A primeira coisa é desembalar menos e descascar mais. Ou seja, priorizar alimentos in natura. Aprender a ler rótulo também é muito importante. Se um alimento tem um monte de nome que você não conhece, procure evitar. Também existe uma necessidade muito grande de ter um equilíbrio na alimentação. Uma coisa que vejo muito são pessoas que não comem o suficiente de proteína. Deveríamos comer por volta de 1,5 grama de proteína por quilo de peso por dia. Para uma mulher de 60kg, isso significa ingerir 80 g de proteína por dia e não é fácil chegar nisso. Um ovo, que é uma ótima fonte de proteína, tem 7g; 150 g de carne, peixe ou o frango, que é uma bela porção, tem mais ou menos 30g de proteína.

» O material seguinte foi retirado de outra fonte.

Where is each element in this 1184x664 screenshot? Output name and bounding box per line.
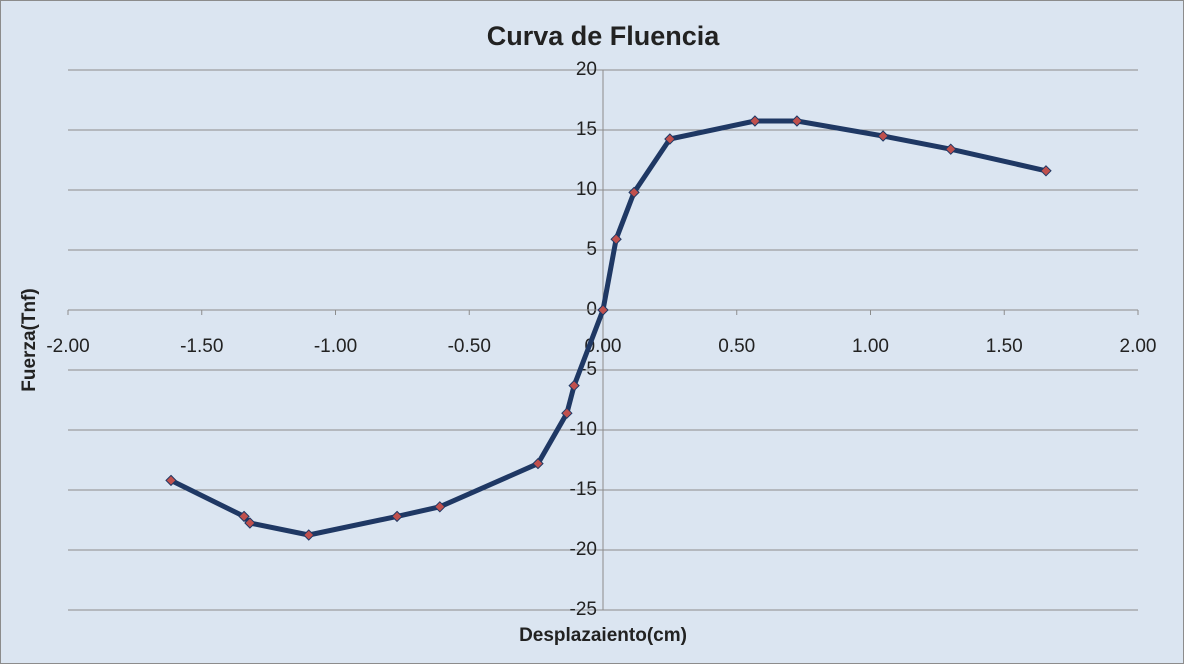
series-line [169,118,1047,538]
x-tick-label: 2.00 [1120,336,1157,357]
y-tick-label: 20 [576,59,597,80]
marker [1040,165,1052,177]
marker [791,115,803,127]
marker [434,501,446,513]
marker [391,510,403,523]
marker [664,133,676,145]
marker [532,457,544,470]
y-tick-label: -15 [570,479,597,500]
y-tick-label: -20 [570,539,597,560]
x-tick-label: -0.50 [448,336,491,357]
marker [303,529,315,541]
marker [238,510,250,523]
marker [628,186,640,199]
x-tick-label: -1.00 [314,336,357,357]
x-axis-label: Desplazaiento(cm) [519,625,687,646]
y-tick-label: 15 [576,119,597,140]
marker [561,407,573,419]
y-axis-label: Fuerza(Tnf) [19,288,40,391]
x-tick-label: -1.50 [180,336,223,357]
marker [165,474,177,487]
x-tick-label: 1.00 [852,336,889,357]
marker [244,517,256,529]
marker [877,130,889,142]
marker [597,304,609,316]
marker [945,143,957,155]
y-tick-label: 10 [576,179,597,200]
x-tick-label: 1.50 [986,336,1023,357]
x-tick-label: -2.00 [46,336,89,357]
marker [610,233,622,245]
x-tick-label: 0.50 [718,336,755,357]
y-tick-label: -10 [570,419,597,440]
x-tick-label: 0.00 [585,336,622,357]
marker [749,115,761,127]
marker [568,379,580,392]
chart-title: Curva de Fluencia [487,21,721,51]
y-tick-label: -25 [570,599,597,620]
y-tick-label: 5 [586,239,597,260]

Então é preciso prestar atenção nisso. De forma geral, seria importante ter por volta de 20 g de proteína, por refeição. Também é importante ter fibras, que vêm principalmente de vegetais verdes, e sempre tentar comer o vegetal antes do carboidrato porque isso atrasa o pico da glicose. A mistura arroz e feijão é uma boa opção porque tem um carboidrato interessante e fibras. Frutas também são saudáveis, mas o ideal é fruta é consumi-la como sobremesa porque elas têm muita frutose, que é um açúcar. Outro ponto importante é procurar não pular refeições, apesar do jejum intermitente estar na moda.
Por que não se deve pular refeições?
O jejum não é para todo mundo. Algumas pessoas passam mal, em outras, o jejum prolongado pode despertar uma compulsão alimentar no final do dia. Ou a pessoa pode ficar muitas horas sem comer e ter mecanismos compensatórios, comendo mais depois ou optando por alimentos pouco saudáveis. Por outro lado, para algumas pessoas, o jejum pode ser ótimo.
Quais são os benefícios do jejum intermitente?
O jejum intermitente desperta um maquinário no nosso corpo de melhora de vias que melhoram o metabolismo e a proteção contra o envelhecimento e degeneração das células. Mas não precisa de muitas horas de jejum nem fazer todo dia para ter esse benefício. Por exemplo, uma ou duas vezes por semana de jejum de 14 horas, por exemplo, pode ser muito bom. Então acho que o jejum pode ser interessante pensando na questão de longevidade e saúde porque essa estratégia não tem nenhum benefício adicional em termos de emagrecimento.